About
Ridge regression is a linear regression method that estimates weight parameters based on a nonlinear function basis. Note that we assume the normal distribution as the prior distribution of the weight parameters. This concept is used in Gaussian Process, so I will summarize briefly.
Modeling
The prediction model is simply described as
\begin{align}
y = \Phi(x) w \\
\Phi(x) = \begin{bmatrix}
\phi_1(x_1) & \phi_2(x_1) & \cdots & \phi_H(x_1) \\
\phi_1(x_2) & \phi_2(x_2) & \cdots & \phi_H(x_2) \\
\vdots & \vdots & \ddots & \vdots \\
\phi_1(x_n) & \phi_2(x_n) & \cdots & \phi_H(x_n)
\end{bmatrix}
\end{align}x is d-dimensional vector, H is the number of features and n is number of data.

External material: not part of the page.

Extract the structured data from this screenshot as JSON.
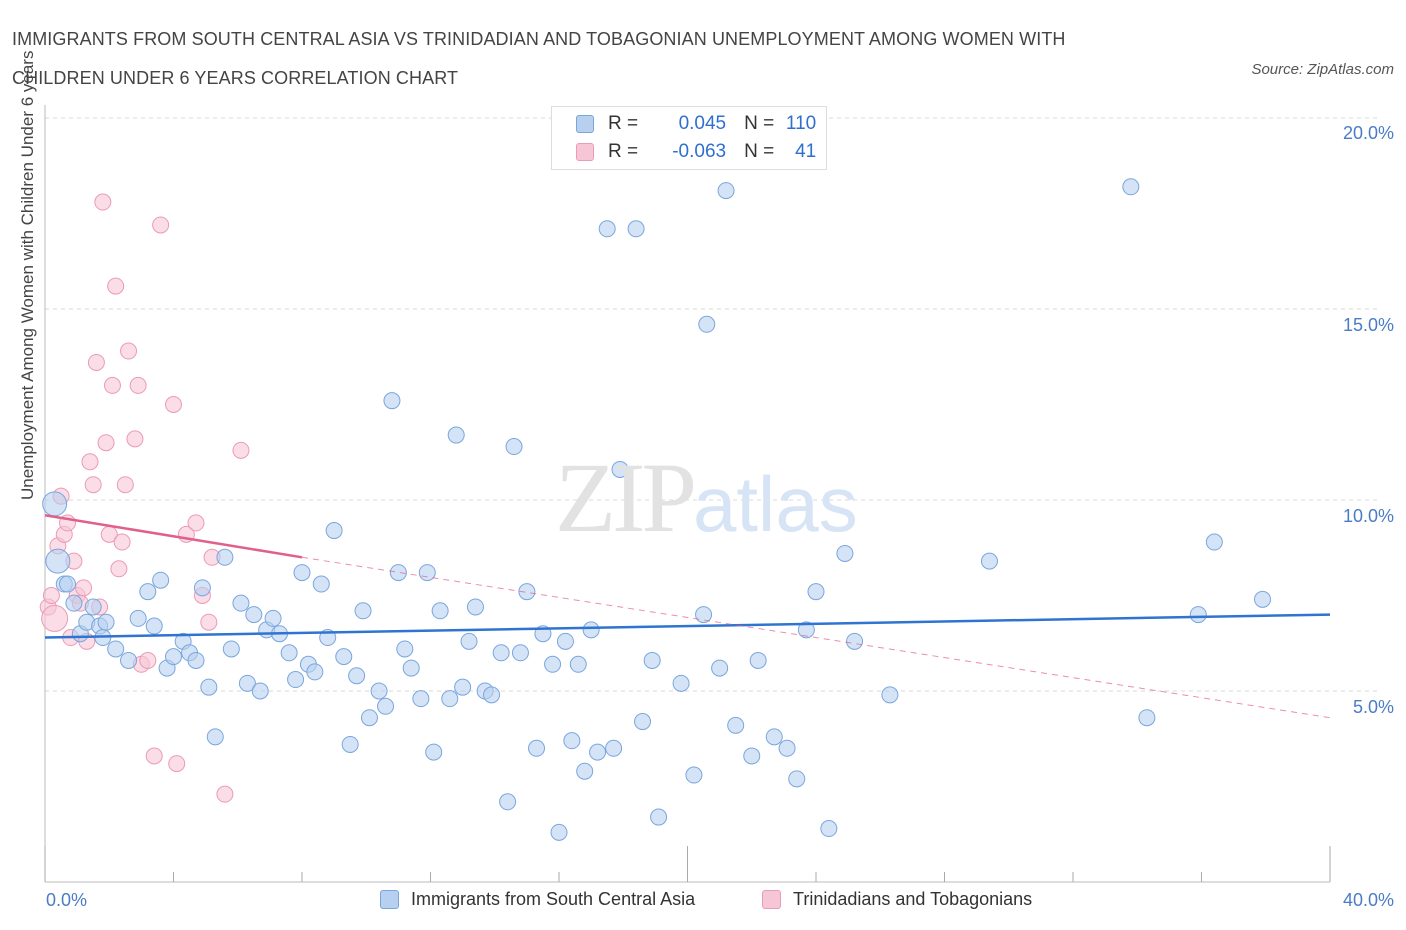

The prior of weight values is described as Normal Distribution (3)
\begin{align}
w \sim \space \N(0, \lambda I)
\end{align}Since weight is gaussian distribution, the distribution of y is also gaussian distribution, y is gotten from linear transform.
\Sigma=E [y^Ty]=E[(\Phi(x) w)^T(\Phi(x) w)]\\ =\Phi(x)^T E[w^T w]\Phi(x)=\lambda^2 \Phi(x)^T\Phi(x)\\ w \sim \space \N(0, \lambda^2 \Phi(x)^T\Phi(x))
Posterior of Weight Vector
The posterior of weight w given y is
p(w | \mathbf{y}, \Phi) \propto p(\mathbf{y} | \Phi, w) p(w)
As we can see above, the distribution of y and w is proportional to
\begin{align}
p(\mathbf{y} | \Phi, w) \propto \exp\left(-\frac{1}{2} (\mathbf{y} - \Phi w)^T (\mathbf{y} - \Phi w)\right)\\
p(w) \propto \exp\left(-\frac{1}{2\lambda} w^T w\right)
\end{align}Using (4), (5), the w is analytically gotten
w = (\Phi^T \Phi + \frac{1}{\lambda} I)^{-1} \Phi^T \mathbf{y}